Billy Dec, the TV personality and restauranteur who owns Sunda, shared photos of a trip he and Aglibot took around Southeast Asia in 2007.
“We bonded immediately both being of Filipino descent, in love with the culture and culinary of the Islands of the Philippines, and the rest of Southeast Asia,” he wrote on Instagram.
Dec also shared that Aglibot helped him with his bouts of panic attacks during the trip.
“That’s Rod — for everyone, that’s the level of happiness and comfort he brought with his smile, empathy, talent, and love for food, family, friends and fun,” Dec added.
Jacqueline Chio Lauri, editor of the book “The New Filipino Kitchen,” recalled the day when he invited Chef Rod for an interview, along with a recipe and a story for the book.
“I didn’t expect to hear back from him at all, let alone hear back from him quickly. You see, he was a celebrity chef, running an empire of restaurants. Why would he bother giving me or my little project the time of day?” Lauri said. “He had nothing to gain and a lot of precious time to lose by participating in the project. Apparently, I didn’t know him at all. Chef Rod was not in it to gain, he was in it to give.”
And he, indeed, gave wholeheartedly. He organized and joined events last year to launch the book, bringing people together and advancing the goal of having the group’s diverse voices heard through Filipino cuisine.
In the book, Aglibot shared the recipe for Avocado Mousse with Raspberry Sauce and Lychee Granita, a dessert he created at Yi Cuisine, which was the first upscale Filipino restaurant in Los Angeles when it opened.
The inspiration behind this signature dish was the avocado dessert that Aglibot’s parents used to serve them back in Hawaii, something which he called “a piece of his childhood.”
He also grieved the time when they had to close the restaurant for good.
“But there’s one thing I’m certain of to this day: of all the restaurants I’ve opened, Yi Cuisine is the one I’m proudest of,” he said. “I am proud of it not for the accolades it earned, but for what the menu stood for and the story it told. Filipino cuisine, after all, is like the pear-shaped avocado.
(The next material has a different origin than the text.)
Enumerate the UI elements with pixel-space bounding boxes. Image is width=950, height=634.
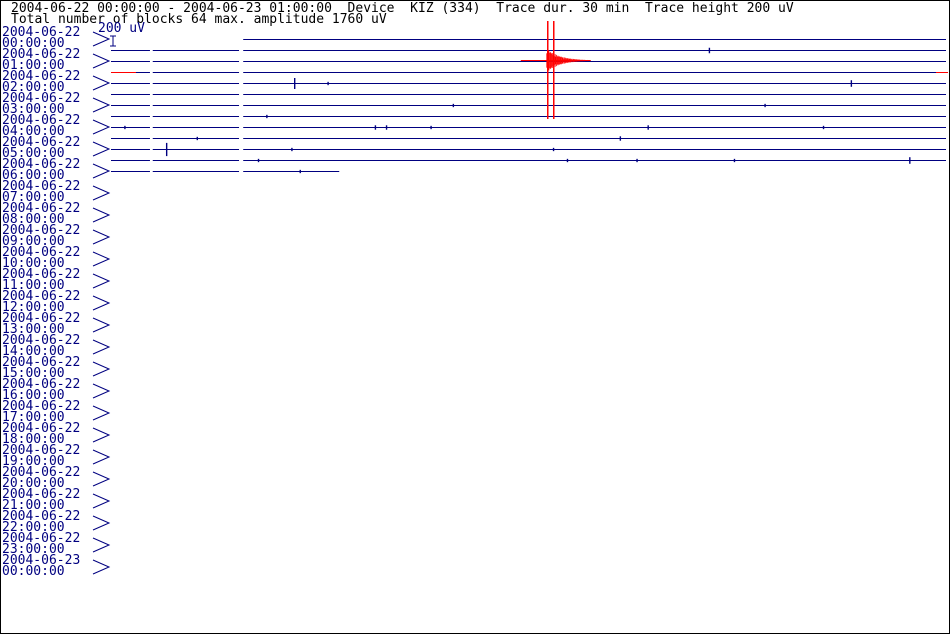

The fact that it is lesser-known as a fruit in culinary preparations doesn’t make it any less of a fruit.”
It was at Yi where Aglibot said he completely embraced and promoted his heritage.
On the menu then were dishes that highlighted his Filipino background such as chicken adobo, oxtail kare kare, crispy pata using Kurobuta pork served with a complementary vinegar dip enriched with foie gras and his own take on sinigang, using seafood soured with tamarind.
Fellow contributors to “The New Filipino Kitchen” book also honored Aglibot’s memory.
“When I learned he was part of the ‘New Filipino Kitchen’ Cookbook, I thought how dope it was to be part of a project with someone who did so much for the Filipino food community,” wrote Joanne Boston Kwanhull, who remembers seeing him on TV. “He opened doors for the Filipino food community long before it was the ‘cool’ or ‘IG-worthy’ thing to do.”
“My memories of you will remain strong, and as nourishing as the lugaw you made for our book launch in Chicago, as delicious as the crab fat aioli you whipped up at my birthday party (to accompany the prawn paste chicken) and sweet like your signature avocado dessert,” said writer Vanessa Hangad, who contributed the recipe of kare kare, which was one of Aglibot’s favorite dishes. “My deepest condolences to your family & everyone who loves you (there’s so many of us) “You made the world a better place as an internationally renowned (yet down to earth) chef, entrepreneur, trailblazer & friend.”
Byers told the Asian Journal that there are no funeral plans yet.